To get around the expense of doing things greedily, the spell checker runs as much as it can on a background thread, such as the actual spell checking logic. One interesting thing that can't run on the UI thread is the code that determines where the natural text is, meaning comments and strings in code files. To do this, this extension consumes the same classification information (essentially syntax highlighting) that the editor uses to color text in the view. Unfortunately, the new classification interfaces don't really define what it means to be called on a background thread. Even if they did, though, it wouldn't matter for the built-in languages, as nearly every (public) API in VS needs to be accessed on the UI thread. There are exceptions, but they are limited and not entirely well defined in all cases.

So the extension does what it can, but it has to block in small chunks on the UI thread to ask for classification information before spinning of a background thread to go check spellings on those lines.

Put them together, and what do you get?

The issue with large C# files was actually due to trying to figure out what parts of the file are comments and strings and not the spell checking itself. As it turns out, the C# colorizer, wrapped by editor shims in order to produce classification information, had an assumption that there was really only one component consuming that information, which is a perfectly valid assumption in the pre-VS2010 world. Moreover, that interface is still the pre-VS2010 IVsColorizer, so the issue is basically that the editor is breaking an unspecified/assumed contract of the old behavior.

Luckily, on not-too-huge files, a cache in the C# colorizer would cover up the issue. However, the cache only worked for so many lines, so once you have more than 256 lines of multi-line statements, you'd end up in a nasty loop where (simplified):

  1. The spell checker asks for classification information over the entire file.
  2. All the multi-line statements in the file are marked as dirty by the C# colorizer and it sends out an event to inform consumers.
  3. The spell checker goes back through those lines and asks for classification information again (if you'd commented-out or commented-in a section of code, it needs to check those lines again).
  4. All the multi-line statements in those areas are marked as dirty.
  5. Repeat at step #3.

Work around?

Not a simple one, unfortunately: Michael hand-wrote a simplified C# parser that understands comments, strings, and everything else. It's a rather elegant and clean piece of code, which is pretty representative of Michael's coding style, but the most elegant solution would have been to not have to write a parser :) One of the big promises of the new editor is that it exposes a lot of this information specifically so people don't have to do things like this.

(Extension authors) What should I do to avoid this?

It's not something to be terribly worried about, unless you have an extension doing something similar: asking to classify the entire file and responding to classification changed events by re-classifying.
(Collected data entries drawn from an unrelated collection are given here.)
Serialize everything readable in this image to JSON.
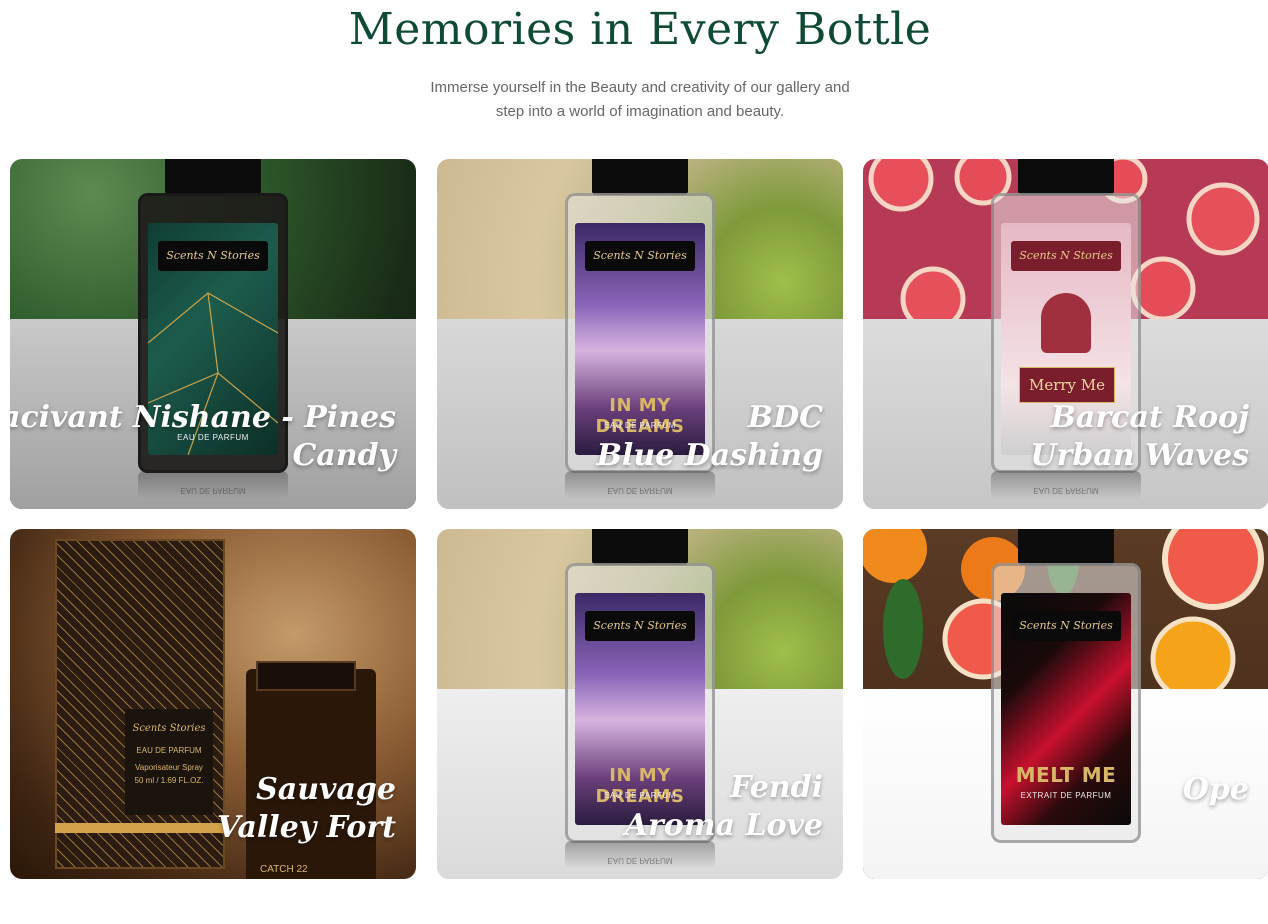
{
  "page": {
    "heading": "Memories in Every Bottle",
    "subtitle_line1": "Immerse yourself in the Beauty and creativity of our gallery and",
    "subtitle_line2": "step into a world of imagination and beauty."
  },
  "gallery": [
    {
      "title_line1": "Hacivant Nishane - Pines",
      "title_line2": "Candy",
      "brand": "Scents N Stories",
      "product_name": "",
      "product_type": "EAU DE PARFUM",
      "reflection": "EAU DE PARFUM"
    },
    {
      "title_line1": "BDC",
      "title_line2": "Blue Dashing",
      "brand": "Scents N Stories",
      "product_name": "IN MY DREAMS",
      "product_type": "EAU DE PARFUM",
      "reflection": "EAU DE PARFUM"
    },
    {
      "title_line1": "Barcat Rooj",
      "title_line2": "Urban Waves",
      "brand": "Scents N Stories",
      "product_name": "Merry Me",
      "product_type": "",
      "reflection": "EAU DE PARFUM"
    },
    {
      "title_line1": "Sauvage",
      "title_line2": "Valley Fort",
      "brand": "Scents Stories",
      "box_type": "EAU DE PARFUM",
      "box_spray": "Vaporisateur Spray",
      "box_size": "50 ml / 1.69 FL.OZ.",
      "product_name": "CATCH 22"
    },
    {
      "title_line1": "Fendi",
      "title_line2": "Aroma Love",
      "brand": "Scents N Stories",
      "product_name": "IN MY DREAMS",
      "product_type": "EAU DE PARFUM",
      "reflection": "EAU DE PARFUM"
    },
    {
      "title_line1": "",
      "title_line2": "Ope",
      "brand": "Scents N Stories",
      "product_name": "MELT ME",
      "product_type": "EXTRAIT DE PARFUM"
    }
  ],
  "colors": {
    "heading": "#0f4a33",
    "subtitle": "#666666",
    "gold": "#d8b766"
  }
}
If you are just consuming classification information on a lazy basis (e.g. on a line when it changes), you shouldn't run into this.

The underlying bug in that colorizer has been fixed in our internal builds of the product, so it'll certainly make it in to future versions, but it won't make it into QFE form or anything like that. After all, the only known repro is with (a now defunct version of) this spell checker.

If you do run into the issue, though, please let us know, and we can try to help you out with a workaround.